Ben Van Ommen, a Dutch researcher who has led much of the EU's multi-million dollar investment in pheno-flex, explains that the new approach simply made sense. "About ten or fifteen years ago, all of us studying metabolism and fat saw the same thing: Sure, getting people to change and making the environment more healthful would be the best way to go, but it was simply not working. The dice were loaded against people. One day somebody said, 'look, the problem is not the donut, the problem is us--our body.'"

So far, few in the today’s world of public health have taken up the flexocrat cause. Think about it: it has no natural intellectual constituency. The vast “healthy lifestyle” industry - both private and public - would be threatened by it.
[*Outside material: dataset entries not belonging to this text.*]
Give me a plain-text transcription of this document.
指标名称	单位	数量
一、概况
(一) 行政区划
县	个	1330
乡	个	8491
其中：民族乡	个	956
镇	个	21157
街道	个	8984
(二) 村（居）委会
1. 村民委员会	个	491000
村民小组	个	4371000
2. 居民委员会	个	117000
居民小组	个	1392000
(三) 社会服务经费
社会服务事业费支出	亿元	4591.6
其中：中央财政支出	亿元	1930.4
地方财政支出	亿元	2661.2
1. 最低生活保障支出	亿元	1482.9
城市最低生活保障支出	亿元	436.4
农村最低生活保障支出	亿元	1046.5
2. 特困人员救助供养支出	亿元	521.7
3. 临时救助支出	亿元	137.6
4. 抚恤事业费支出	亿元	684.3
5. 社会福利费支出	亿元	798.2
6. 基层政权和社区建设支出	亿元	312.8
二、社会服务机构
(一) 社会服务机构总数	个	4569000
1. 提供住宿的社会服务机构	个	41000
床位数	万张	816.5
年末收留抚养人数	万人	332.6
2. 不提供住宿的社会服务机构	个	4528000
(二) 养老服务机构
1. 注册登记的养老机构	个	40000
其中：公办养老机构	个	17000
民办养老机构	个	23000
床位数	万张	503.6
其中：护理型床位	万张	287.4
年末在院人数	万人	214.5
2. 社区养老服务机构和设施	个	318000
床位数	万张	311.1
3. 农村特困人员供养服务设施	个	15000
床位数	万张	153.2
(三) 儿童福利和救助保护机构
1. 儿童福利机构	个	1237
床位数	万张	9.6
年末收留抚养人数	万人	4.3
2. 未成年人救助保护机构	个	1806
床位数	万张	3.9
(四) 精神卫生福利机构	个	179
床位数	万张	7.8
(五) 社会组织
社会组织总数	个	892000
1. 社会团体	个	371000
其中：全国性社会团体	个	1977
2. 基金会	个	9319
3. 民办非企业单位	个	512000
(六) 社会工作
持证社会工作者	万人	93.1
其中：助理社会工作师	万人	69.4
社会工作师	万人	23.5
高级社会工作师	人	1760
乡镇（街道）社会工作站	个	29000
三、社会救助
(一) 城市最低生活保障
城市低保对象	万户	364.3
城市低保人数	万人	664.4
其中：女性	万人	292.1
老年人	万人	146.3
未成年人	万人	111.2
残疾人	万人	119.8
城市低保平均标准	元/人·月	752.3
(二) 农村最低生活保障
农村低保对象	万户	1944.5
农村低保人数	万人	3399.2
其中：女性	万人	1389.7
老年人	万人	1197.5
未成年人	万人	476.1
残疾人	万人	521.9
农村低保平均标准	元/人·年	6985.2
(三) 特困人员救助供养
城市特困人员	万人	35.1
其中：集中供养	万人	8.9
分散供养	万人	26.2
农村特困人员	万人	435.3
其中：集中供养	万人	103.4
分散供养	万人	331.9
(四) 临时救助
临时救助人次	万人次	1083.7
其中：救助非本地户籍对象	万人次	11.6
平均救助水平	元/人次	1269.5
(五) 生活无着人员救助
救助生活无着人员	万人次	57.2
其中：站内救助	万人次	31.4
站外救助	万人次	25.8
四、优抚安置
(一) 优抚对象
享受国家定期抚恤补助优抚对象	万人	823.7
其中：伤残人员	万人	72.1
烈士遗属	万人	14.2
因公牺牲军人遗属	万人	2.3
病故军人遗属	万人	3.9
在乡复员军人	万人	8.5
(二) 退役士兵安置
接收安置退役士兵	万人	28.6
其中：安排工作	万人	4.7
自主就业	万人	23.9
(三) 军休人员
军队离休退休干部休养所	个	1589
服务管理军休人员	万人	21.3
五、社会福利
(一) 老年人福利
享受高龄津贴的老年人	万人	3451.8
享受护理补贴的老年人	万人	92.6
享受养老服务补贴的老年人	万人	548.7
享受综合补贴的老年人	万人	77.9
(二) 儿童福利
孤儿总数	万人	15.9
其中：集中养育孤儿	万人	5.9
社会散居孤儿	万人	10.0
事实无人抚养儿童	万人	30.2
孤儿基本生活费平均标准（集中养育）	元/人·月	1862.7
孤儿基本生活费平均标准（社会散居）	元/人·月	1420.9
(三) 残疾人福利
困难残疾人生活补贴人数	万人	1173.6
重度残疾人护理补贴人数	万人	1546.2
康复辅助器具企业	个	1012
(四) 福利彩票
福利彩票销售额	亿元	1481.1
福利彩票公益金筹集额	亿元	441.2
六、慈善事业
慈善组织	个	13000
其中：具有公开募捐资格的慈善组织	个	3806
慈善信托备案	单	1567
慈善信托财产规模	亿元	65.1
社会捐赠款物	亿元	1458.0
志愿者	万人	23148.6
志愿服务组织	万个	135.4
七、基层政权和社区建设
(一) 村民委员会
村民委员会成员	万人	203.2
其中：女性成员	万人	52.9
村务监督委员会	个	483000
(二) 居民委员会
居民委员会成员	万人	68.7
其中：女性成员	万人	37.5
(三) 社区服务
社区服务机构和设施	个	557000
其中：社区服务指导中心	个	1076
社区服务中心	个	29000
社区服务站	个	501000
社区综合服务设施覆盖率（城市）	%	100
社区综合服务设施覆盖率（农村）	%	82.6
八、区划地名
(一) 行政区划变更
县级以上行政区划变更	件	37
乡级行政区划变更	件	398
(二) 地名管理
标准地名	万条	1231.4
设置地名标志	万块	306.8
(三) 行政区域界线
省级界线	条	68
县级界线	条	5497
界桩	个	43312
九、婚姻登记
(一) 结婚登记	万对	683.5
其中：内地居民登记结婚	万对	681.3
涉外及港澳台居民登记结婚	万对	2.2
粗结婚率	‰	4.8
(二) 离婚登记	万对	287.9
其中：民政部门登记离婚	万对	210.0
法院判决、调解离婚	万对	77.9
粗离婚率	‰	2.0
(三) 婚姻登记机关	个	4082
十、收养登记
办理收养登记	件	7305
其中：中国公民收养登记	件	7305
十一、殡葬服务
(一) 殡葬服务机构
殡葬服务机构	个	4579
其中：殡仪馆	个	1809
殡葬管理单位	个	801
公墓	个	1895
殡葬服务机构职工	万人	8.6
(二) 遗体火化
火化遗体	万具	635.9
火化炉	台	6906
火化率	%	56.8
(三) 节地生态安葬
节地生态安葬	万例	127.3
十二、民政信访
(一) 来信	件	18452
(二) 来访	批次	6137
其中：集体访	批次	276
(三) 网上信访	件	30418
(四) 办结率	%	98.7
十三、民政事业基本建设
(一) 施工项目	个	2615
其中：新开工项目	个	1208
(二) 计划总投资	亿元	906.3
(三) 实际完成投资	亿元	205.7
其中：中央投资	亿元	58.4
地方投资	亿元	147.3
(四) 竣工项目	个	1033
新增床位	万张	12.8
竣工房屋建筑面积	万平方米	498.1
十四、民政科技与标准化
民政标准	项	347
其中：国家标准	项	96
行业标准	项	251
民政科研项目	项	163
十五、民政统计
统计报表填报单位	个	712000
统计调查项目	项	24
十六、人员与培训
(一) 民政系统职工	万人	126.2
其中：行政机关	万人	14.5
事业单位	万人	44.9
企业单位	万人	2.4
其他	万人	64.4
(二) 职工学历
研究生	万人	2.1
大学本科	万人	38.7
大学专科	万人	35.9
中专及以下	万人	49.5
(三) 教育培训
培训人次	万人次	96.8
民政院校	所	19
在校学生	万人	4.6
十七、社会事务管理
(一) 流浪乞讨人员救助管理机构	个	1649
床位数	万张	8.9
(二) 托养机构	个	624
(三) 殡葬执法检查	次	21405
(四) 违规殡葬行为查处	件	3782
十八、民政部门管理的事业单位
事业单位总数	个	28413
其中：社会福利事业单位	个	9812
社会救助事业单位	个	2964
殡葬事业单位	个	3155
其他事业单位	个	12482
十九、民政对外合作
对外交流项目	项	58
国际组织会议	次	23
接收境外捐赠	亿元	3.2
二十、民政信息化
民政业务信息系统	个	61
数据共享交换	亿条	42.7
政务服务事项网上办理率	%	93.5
The professional fatties would simply see another form of stigmatization and pseudo-eugenics. And such “unnatural” tinkering would also bring out the anti-nannies, the anti-pharmas, the truthers, the birthers, all three remaining anti-Trilateralists and, of course, those lonely, lonely Tea Party guys.
It would just be too "radical."

Yet Van Ommen points out that the flexocrat approach perfectly fits a nearly universally held definition of health. As articulated by one of its earliest 20th century proponents, the brilliant Johns Hopkins' pioneer Henry Sigerest, health “is not just the absence of disease. It is something positive, a joyful attitude to life, and a cheerful acceptance of the responsibilities that life puts upon the individual... A healthy individual is a man who is well balanced bodily and mentally, and well adjusted to his physical and social environment."